07 May 2013

Stop Getting In Your Own Way

Stop getting in your own way: my own six-word story. Too bad I never take my own advice. I have always wanted to do everything myself, even when I don’t have to do so. In school whenever we were assigned group projects, I had already started mentally preparing myself for all of the work. I have never enjoyed being dependent on anyone else to fulfill my needs. For me, that is one of the worst things I could ever do. It was like giving someone controls over me and my emotions.

When I was 17, I had a family member OFFER to take care of all of my spending money when I went overseas for a semester (5 months). When it came down to it, they gave me $25, and then told everyone that I was a “charity basket” for expecting them to give me more than that. So, of course, I get to Europe, broke and unable to take full advantage of the culture because my parents, at the time, were not able to cater to my every whim.

That was the experience that pretty much changed my views on accepting (or expecting) things from people, whether they’ve offered or not. Not only was I left to manage in a situation where the currency exchanged was practically doubled, but I was also embarrassed because some people in my family truly believed that I was looking for a hand out. Never mind the fact that this person OFFERED their wallet to me without me even asking or expecting anything.

Six years later, I am still traumatized from that terrible ordeal. I’ve already vowed to myself that when I am financially able, I will return to London to get the full cultural immergence. Lol. Since then, though, I still find it difficult accepting things from people. One of the worst things in life, for me, is asking for help from people. Friends, and even my bf, have told me to stop getting in my own way.

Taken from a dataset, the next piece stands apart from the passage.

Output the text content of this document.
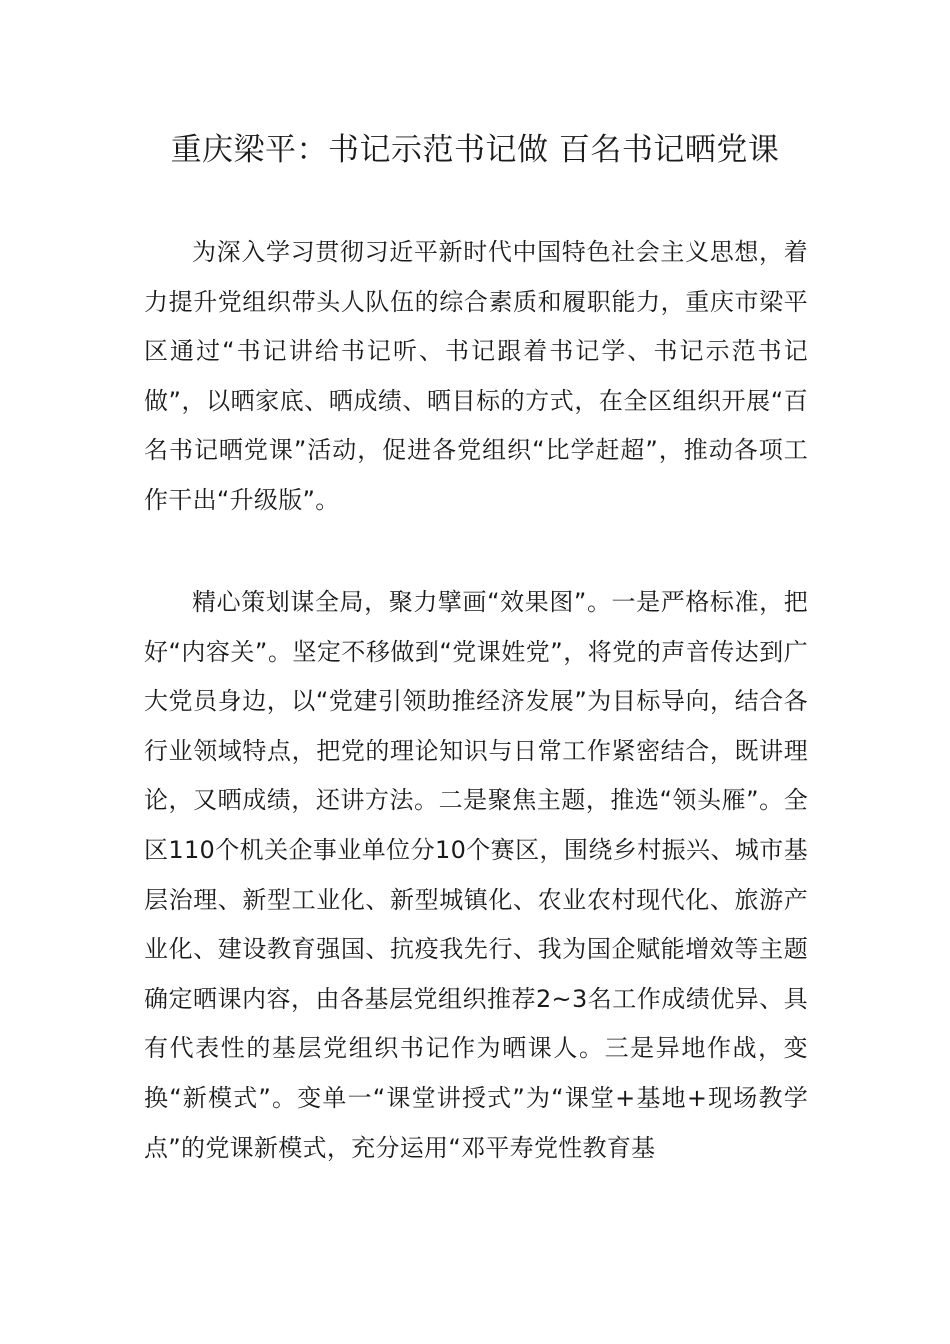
重庆梁平：书记示范书记做 百名书记晒党课

为深入学习贯彻习近平新时代中国特色社会主义思想，着力提升党组织带头人队伍的综合素质和履职能力，重庆市梁平区通过“书记讲给书记听、书记跟着书记学、书记示范书记做”，以晒家底、晒成绩、晒目标的方式，在全区组织开展“百名书记晒党课”活动，促进各党组织“比学赶超”，推动各项工作干出“升级版”。

精心策划谋全局，聚力擘画“效果图”。一是严格标准，把好“内容关”。坚定不移做到“党课姓党”，将党的声音传达到广大党员身边，以“党建引领助推经济发展”为目标导向，结合各行业领域特点，把党的理论知识与日常工作紧密结合，既讲理论，又晒成绩，还讲方法。二是聚焦主题，推选“领头雁”。全区110个机关企事业单位分10个赛区，围绕乡村振兴、城市基层治理、新型工业化、新型城镇化、农业农村现代化、旅游产业化、建设教育强国、抗疫我先行、我为国企赋能增效等主题确定晒课内容，由各基层党组织推荐2~3名工作成绩优异、具有代表性的基层党组织书记作为晒课人。三是异地作战，变换“新模式”。变单一“课堂讲授式”为“课堂+基地+现场教学点”的党课新模式，充分运用“邓平寿党性教育基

Contrary to popular beliefs, I don’t think that I’m undeserving of certain things, and I don’t mind “letting a man be a man,” but if I can’t purchase it myself, I would never expect someone else to buy it. Even borrowing money is a harrowing task for me, especially when I’m a freelancer and I hate that lingering feeling following me everywhere.

I’ve been called prideful and stubborn, and maybe it’s true, but I’m slowly working on it. I won’t accept gifts and money, but I’m starting to realize that asking for help isn’t a sign of defeat. It takes a lot of vaginal muscles to do that. As they say, “a closed mouth doesn’t get fed,” and I’m learning to express myself more. It’s a shame that it’s taken me so long to finally take this advice, though. Better late than never, right?


1 comment:

  1. Being vulnerable requires a superhuman amount of strength. Letting yourself be vulnerable after being hurt takes god powers. Love the post.